Second, Judge Widener’s dissent to the “alternative sentence” portion of the Hammoud ruling asserts that “even if the recommended advisory sentencing is discretionary, about which I have some doubt, in my opinion, it is inadvisable.” This statement and the majority’s discussion raises, but does not answer, the question of whether district courts may lawfully refuse to follow the alternative sentencing recommendation. May Judge Goodwin continue to refuse to impose alternative sentences (as thoughtfully explained here), or must he now get in line? The Hammoud majority’s oblique footnote addressing Judge Goodwin’s serious concerns about alternative sentencing does not answer this question. And since Ron reported here that most district judges in the Fourth Circuit have not been announcing alternative sentences, this is a question that may be on the minds of many district judges in the Fourth Circuit.

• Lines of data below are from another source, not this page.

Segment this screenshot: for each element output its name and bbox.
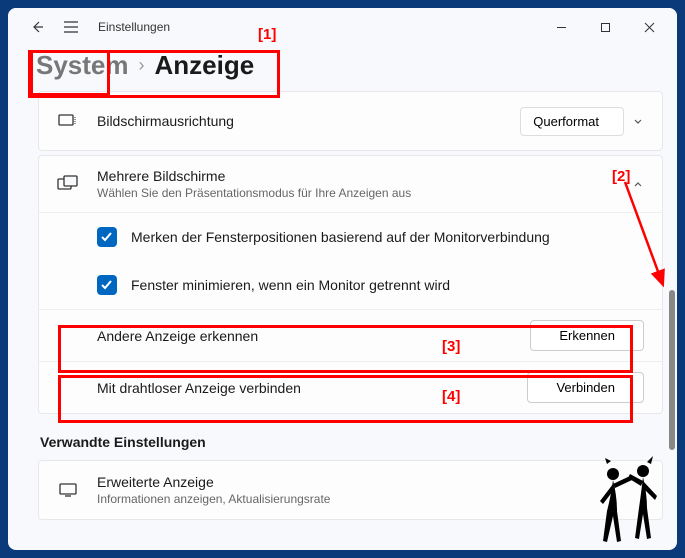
scrollbar-thumb[interactable] bbox=[669, 290, 675, 450]
breadcrumb-current: Anzeige bbox=[155, 50, 255, 81]
wireless-label: Mit drahtloser Anzeige verbinden bbox=[97, 380, 527, 396]
detect-label: Andere Anzeige erkennen bbox=[97, 328, 530, 344]
chevron-down-icon bbox=[632, 115, 644, 127]
wireless-display-row: Mit drahtloser Anzeige verbinden Verbind… bbox=[39, 361, 662, 413]
breadcrumb: System › Anzeige bbox=[8, 46, 677, 91]
detect-display-row: Andere Anzeige erkennen Erkennen bbox=[39, 309, 662, 361]
advanced-display-card[interactable]: Erweiterte Anzeige Informationen anzeige… bbox=[38, 460, 663, 520]
multiple-displays-header[interactable]: Mehrere Bildschirme Wählen Sie den Präse… bbox=[39, 156, 662, 212]
window-controls bbox=[539, 10, 671, 44]
related-settings-heading: Verwandte Einstellungen bbox=[40, 434, 663, 450]
connect-button[interactable]: Verbinden bbox=[527, 372, 644, 403]
displays-icon bbox=[57, 173, 79, 195]
remember-positions-row[interactable]: Merken der Fensterpositionen basierend a… bbox=[39, 213, 662, 261]
multi-title: Mehrere Bildschirme bbox=[97, 168, 632, 184]
multi-subtitle: Wählen Sie den Präsentationsmodus für Ih… bbox=[97, 186, 632, 200]
checkbox-checked-icon[interactable] bbox=[97, 275, 117, 295]
advanced-subtitle: Informationen anzeigen, Aktualisierungsr… bbox=[97, 492, 644, 506]
advanced-title: Erweiterte Anzeige bbox=[97, 474, 644, 490]
orientation-icon bbox=[57, 110, 79, 132]
arrow-left-icon bbox=[29, 19, 45, 35]
content-area: Bildschirmausrichtung Querformat Mehrere… bbox=[8, 91, 677, 550]
orientation-card[interactable]: Bildschirmausrichtung Querformat bbox=[38, 91, 663, 151]
settings-window: Einstellungen System › Anzeige Bildschir… bbox=[8, 8, 677, 550]
back-button[interactable] bbox=[20, 10, 54, 44]
minimize-disconnect-row[interactable]: Fenster minimieren, wenn ein Monitor get… bbox=[39, 261, 662, 309]
orientation-label: Bildschirmausrichtung bbox=[97, 113, 520, 129]
monitor-icon bbox=[57, 479, 79, 501]
breadcrumb-parent[interactable]: System bbox=[36, 50, 129, 81]
titlebar: Einstellungen bbox=[8, 8, 677, 46]
minimize-button[interactable] bbox=[539, 10, 583, 44]
close-button[interactable] bbox=[627, 10, 671, 44]
multiple-displays-section: Mehrere Bildschirme Wählen Sie den Präse… bbox=[38, 155, 663, 414]
chevron-up-icon bbox=[632, 178, 644, 190]
detect-button[interactable]: Erkennen bbox=[530, 320, 644, 351]
checkbox-checked-icon[interactable] bbox=[97, 227, 117, 247]
orientation-select[interactable]: Querformat bbox=[520, 107, 624, 136]
chevron-right-icon: › bbox=[139, 55, 145, 76]
maximize-button[interactable] bbox=[583, 10, 627, 44]
window-title: Einstellungen bbox=[98, 20, 170, 34]
hamburger-icon bbox=[63, 21, 79, 33]
menu-button[interactable] bbox=[54, 10, 88, 44]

Finally, I have a distinct empirical/practical question: Is anyone keeping track of how many and what sorts of alternative sentences have been announced in the Fourth Circuit and elsewhere after Blakely? I hope and expect the US Sentencing Commission is collecting this data, and the recent memo from the Judicial Conference Criminal Law Committee discussed here suggests that the federal Bureau of Prisons might also be tracking these issues. Recall also that DOJ through the Comey memo (available here) urged its prosecutors to seek alternative sentences and indicated it would be collecting lots of data during this chaotic period.
Whomever may be keeping track of alternative sentencing data, I sincerely hope that this data can be systematically tallied and made available to the public as soon as possible. I think I can fairly speak for the academic and research community when I say that many academics and researchers will have an interest in examining and analyzing alternative sentencing data.